Babur [right] and Humayun with Courtiers (Detail), Late Shahjahan Period, ca. 1650.

Monday, April 18, 2011

New ideas regarding the Medieval History Club

Dear all,

We sure have got to a flying start and the response that the club has received so far has been extremely heartening. I was wondering how we can make the activities of the club more dynamic and interesting and, may be, also a bit more open to people who are not strictly interested in medieval studies, without hampering our own focus on the period.

These are a few points that came up while discussing the issue with some of my friends.

  • Visual sources:
So far we have only focused on literary sources. But we should keep in mind that sources can be visual as well. As such we need to toy with them as well.

1. We could screen ‘medieval films’ (films dealing with plots set in the medieval times, like Elizabeth, Mughal-e Azam, Rashomon etc.) regularly. There is no need to study beforehand for this. We all can just meet, watch a film and then discuss it. It will be spontaneous – how and why we liked the film, how the film creates its own ‘medieval world’, what are the visuals it uses that convinces us, the audience, that we are seeing a ‘medieval’ film etc.

2. We can study paintings. Paintings, as you know, are a major source for writing histories of the medieval times. A painting throws light on the social context of the times, ideologies expressed through it, how paintings, very much like texts, can be used to fabricate events and present them in the particular way that the patron prefers.

3. We can visit archaeological remnants, or when we cannot manage that, we can see architecture through photographs. Photographs of palaces, temples, mosques, mausoleums, forts etc. can help us understand different styles of architecture, various symbolisms in play, how architecture is used to project visions of power and ideology of the patron, among other things.

  • Literary sources:
We will, of course, continue our exercise of reading primary literary sources, as we have been doing in the past two sessions.
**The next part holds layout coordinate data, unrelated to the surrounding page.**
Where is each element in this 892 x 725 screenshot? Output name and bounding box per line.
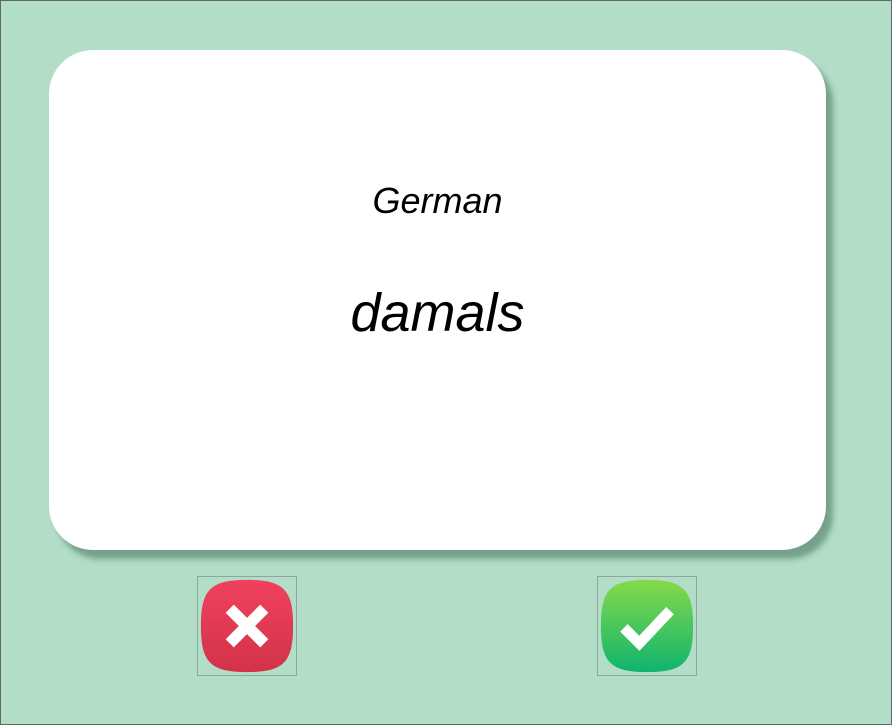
checkmark-icon [600, 579, 694, 673]
wrong-answer-button[interactable] [197, 576, 297, 676]
cross-icon [200, 579, 294, 673]
card-word: damals [350, 283, 525, 343]
flashcard[interactable]: German damals [49, 50, 826, 550]
card-language-label: German [372, 180, 503, 221]
correct-answer-button[interactable] [597, 576, 697, 676]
Here again, we can invite scholars and young researchers who would not only discuss the area under discussion, but also show us how primary texts are read. This exercise we have been able to doin the last two sessions. We can read various types of documents -- political chronicles like AkbarnamaBaburnama, travelogues like the ones we have already read,religiousi texts like Meera Bai’s bhajans or Nizamuddin Auliya’s Fawaid ul-Fuad, among others. It would also be great if specialists would read and discuss in the club sessions selected portions of the texts like these. We could read with them.

There are some basic ways to deal with sources. These are some universal methods that every historian across ancient/medieval/modern has to learn. Hence workshops of reading visual and literary sources in the above way need not be confined to those specifically interested in the medieval. Thereby we can address a general audience, without losing focus of our medievalist concerns.

  • Finally, the format has to be closely-seated discussion-centric, as in the first three sessions, and not the classroom format, which circumstances pushed us into in the last session.

Please let us know what you think of the above proposals. If you have any suggestions/criticisms, please share them with us.

2 comments:

Olive Oyl said...

The ideas are quite nice and we can go forward with them one at a time. But I think the pace of the sessions/meets I think should remain the way as it is now.

Also, when the new first years will come, we'll have to float the idea amongst them. The sooner the better.

Pratyay said...

Agreed. The responsibility of mobilising the yet-to-come-first-years lie with you all, although I can come if need be.